The Ningbo Institute of Materials Technology and Engineering (NIMTE) has developed a lateral-line-like underwater mechanical sensor (LUMS) that can actively detect water depth across a wide range of 0.3-1.8 m and sensitively collect mechanical stimuli from both land and water. The research was published in the Nano-Micro Letters.
Flexible sensors with capabilities such as sensing underwater depth and perceiving liquid level variations have been intensively investigated as a result of the development of diverse underwater activities such as water environment monitoring and underwater biological tracking.
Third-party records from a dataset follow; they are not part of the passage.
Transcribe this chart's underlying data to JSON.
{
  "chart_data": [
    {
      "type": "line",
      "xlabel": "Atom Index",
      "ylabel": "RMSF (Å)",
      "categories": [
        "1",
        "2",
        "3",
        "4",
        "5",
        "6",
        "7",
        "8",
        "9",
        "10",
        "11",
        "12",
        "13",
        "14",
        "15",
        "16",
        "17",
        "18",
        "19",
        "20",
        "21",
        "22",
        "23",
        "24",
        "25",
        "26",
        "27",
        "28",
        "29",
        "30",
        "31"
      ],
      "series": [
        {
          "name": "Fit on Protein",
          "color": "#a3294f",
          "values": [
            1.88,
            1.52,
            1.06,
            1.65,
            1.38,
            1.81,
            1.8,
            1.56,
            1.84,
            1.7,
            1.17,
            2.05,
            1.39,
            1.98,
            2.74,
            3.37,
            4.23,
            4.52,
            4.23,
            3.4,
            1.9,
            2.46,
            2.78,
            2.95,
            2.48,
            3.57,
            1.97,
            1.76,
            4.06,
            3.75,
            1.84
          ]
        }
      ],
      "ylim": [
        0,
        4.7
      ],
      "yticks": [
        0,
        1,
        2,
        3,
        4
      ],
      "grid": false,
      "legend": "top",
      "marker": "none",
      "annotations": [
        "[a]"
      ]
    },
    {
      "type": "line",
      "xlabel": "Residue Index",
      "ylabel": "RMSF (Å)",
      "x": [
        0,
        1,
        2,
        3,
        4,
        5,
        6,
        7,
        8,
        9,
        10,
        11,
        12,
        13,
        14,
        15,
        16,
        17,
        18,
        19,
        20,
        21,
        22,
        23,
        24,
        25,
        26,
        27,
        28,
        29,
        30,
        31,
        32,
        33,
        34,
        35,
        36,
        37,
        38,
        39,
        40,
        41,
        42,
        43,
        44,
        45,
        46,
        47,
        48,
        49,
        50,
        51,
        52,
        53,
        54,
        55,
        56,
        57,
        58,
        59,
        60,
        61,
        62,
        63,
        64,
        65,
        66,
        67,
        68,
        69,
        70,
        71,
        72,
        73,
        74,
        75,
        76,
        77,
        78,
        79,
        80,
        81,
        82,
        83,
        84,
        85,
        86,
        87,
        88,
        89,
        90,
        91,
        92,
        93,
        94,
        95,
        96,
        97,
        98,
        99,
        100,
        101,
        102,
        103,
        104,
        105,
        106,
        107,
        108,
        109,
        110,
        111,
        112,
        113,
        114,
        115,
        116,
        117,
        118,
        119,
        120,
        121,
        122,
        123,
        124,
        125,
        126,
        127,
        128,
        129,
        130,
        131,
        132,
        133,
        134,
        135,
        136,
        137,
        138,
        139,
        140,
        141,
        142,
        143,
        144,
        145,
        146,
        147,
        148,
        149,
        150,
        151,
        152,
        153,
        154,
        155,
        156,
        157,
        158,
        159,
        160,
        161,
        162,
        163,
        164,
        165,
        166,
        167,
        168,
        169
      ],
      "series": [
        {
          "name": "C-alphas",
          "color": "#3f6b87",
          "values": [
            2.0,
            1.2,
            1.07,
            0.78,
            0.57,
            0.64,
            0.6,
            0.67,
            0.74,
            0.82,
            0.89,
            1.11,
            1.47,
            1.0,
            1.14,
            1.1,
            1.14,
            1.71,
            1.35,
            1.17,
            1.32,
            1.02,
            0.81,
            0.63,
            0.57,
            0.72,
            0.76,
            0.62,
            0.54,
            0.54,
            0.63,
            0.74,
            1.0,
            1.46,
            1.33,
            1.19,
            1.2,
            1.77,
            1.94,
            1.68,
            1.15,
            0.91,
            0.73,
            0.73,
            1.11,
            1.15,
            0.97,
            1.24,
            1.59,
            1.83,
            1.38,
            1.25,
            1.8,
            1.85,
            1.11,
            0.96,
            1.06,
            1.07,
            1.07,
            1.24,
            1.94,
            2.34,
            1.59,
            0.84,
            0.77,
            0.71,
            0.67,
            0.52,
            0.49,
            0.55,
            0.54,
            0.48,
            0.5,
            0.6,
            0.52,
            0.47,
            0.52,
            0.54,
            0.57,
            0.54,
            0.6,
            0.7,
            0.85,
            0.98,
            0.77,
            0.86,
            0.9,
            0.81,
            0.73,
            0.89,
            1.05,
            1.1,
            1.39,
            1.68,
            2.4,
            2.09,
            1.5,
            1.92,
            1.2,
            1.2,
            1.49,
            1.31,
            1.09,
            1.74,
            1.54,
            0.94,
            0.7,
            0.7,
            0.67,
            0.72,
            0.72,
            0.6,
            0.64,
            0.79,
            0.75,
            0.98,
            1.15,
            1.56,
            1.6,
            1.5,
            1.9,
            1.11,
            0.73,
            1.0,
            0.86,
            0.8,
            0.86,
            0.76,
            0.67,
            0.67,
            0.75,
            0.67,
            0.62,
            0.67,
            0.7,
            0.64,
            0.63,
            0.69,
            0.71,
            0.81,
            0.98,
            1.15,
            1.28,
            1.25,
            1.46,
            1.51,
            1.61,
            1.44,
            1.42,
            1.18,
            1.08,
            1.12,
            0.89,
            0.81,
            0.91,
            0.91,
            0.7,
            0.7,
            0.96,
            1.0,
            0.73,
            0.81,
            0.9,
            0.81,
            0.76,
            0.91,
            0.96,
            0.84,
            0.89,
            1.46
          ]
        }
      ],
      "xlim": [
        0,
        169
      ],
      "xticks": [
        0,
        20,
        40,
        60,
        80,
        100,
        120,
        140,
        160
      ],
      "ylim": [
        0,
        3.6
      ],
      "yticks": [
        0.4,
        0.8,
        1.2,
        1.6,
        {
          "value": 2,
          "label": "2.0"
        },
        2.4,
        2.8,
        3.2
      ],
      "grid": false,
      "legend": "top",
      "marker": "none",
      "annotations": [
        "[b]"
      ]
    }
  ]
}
Designing flexible, undetectable and reliable underwater sensors in a unified system for broad water level sensing and sensitive vibrations observation remains a difficult task.
Fish have specific skin sensors, known as the lateral line, which are found on both sides of the fish’s belly and head and can observe changes in water flow rate and pressure.
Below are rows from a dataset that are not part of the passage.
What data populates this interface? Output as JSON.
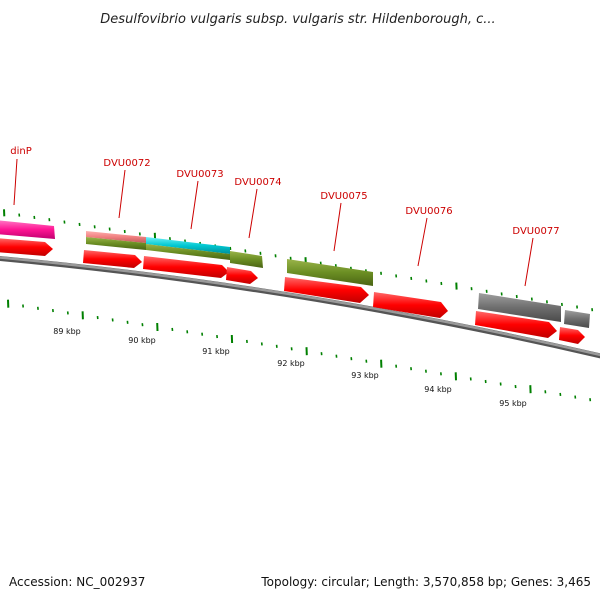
{
  "title": "Desulfovibrio vulgaris subsp. vulgaris str. Hildenborough, c...",
  "footer": {
    "accession": "Accession: NC_002937",
    "summary": "Topology: circular; Length: 3,570,858 bp; Genes: 3,465"
  },
  "gene_labels": [
    "dinP",
    "DVU0072",
    "DVU0073",
    "DVU0074",
    "DVU0075",
    "DVU0076",
    "DVU0077"
  ],
  "kbp_labels": [
    "89 kbp",
    "90 kbp",
    "91 kbp",
    "92 kbp",
    "93 kbp",
    "94 kbp",
    "95 kbp"
  ],
  "colors": {
    "cds": "#ff0000",
    "dinp": "#ff1493",
    "teal": "#00c8d2",
    "salmon": "#f08080",
    "olive": "#6b8e23",
    "gray": "#707070",
    "backbone": "#808080",
    "ticks": "#008000",
    "label": "#cc0000"
  }
}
The researchers at NIMTE of the Chinese Academy of Sciences (CAS), headed by Prof. Tao Chen, created an undersea sensor based on the graphene/Ecoflex Janus film, which has been formed at the water/air interface, motivated by the lateral line’s structure and functions.
The self-Janus film deforms when the LUMS is submerged due to the combined force of the hydraulic pressure and the air pressure in the air chamber. This deformation generates a change in the sensor’s resistance, which causes a real-time electrical signal change to provide stable underwater depth sensing.
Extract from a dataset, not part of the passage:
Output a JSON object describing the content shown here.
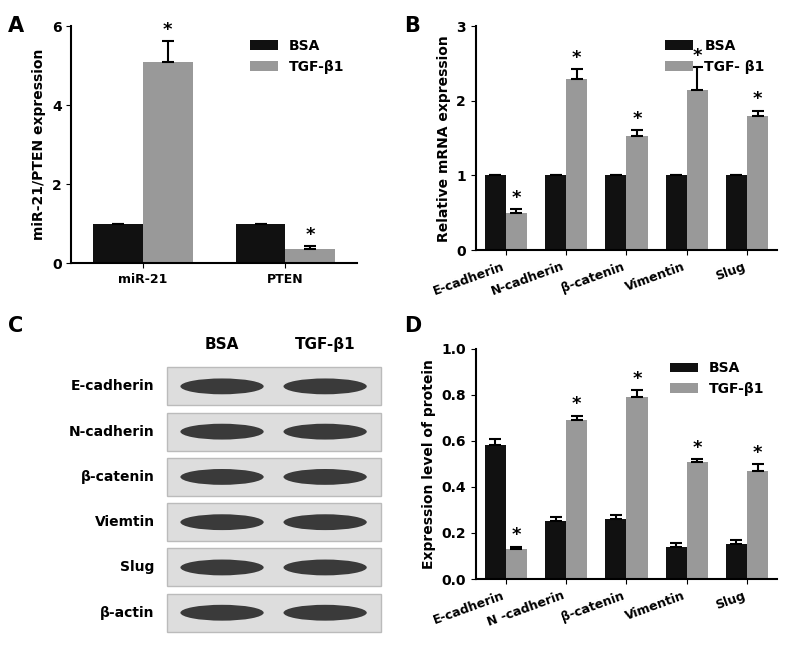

The range of detecting depth may be changed by modifying the size of the graphene/Ecoflex Janus film on LUMS, enabling a broad underwater depth range of 0.3-1.8 m, thanks to the superior adaptable and morphable properties of the graphene-based layer.
In addition to small underwater vibrations (for example, wind blowing, pouring), the created multifunctional LUMS can detect mechanical stimulation from land sensitively in real-time, such as banging, stomping, and so on.
This study of a lateral-line-inspired undersea sensor has some implications for future research into underwater detection and vibration perception.
The Natural Science Foundation of China, the Sino-German Mobility Program, and the CAS’ Key Research Program of Frontier Sciences contributed to this research.
Wang, Q., et al. (2022) Bioinspired Adaptive, Elastic, and Conductive Graphene Structured Thin-Films Achieving High-Efficiency Underwater Detection and Vibration Perception. Nano-Micro Letters. doi.org/10.1007/s40820-022-00799-4.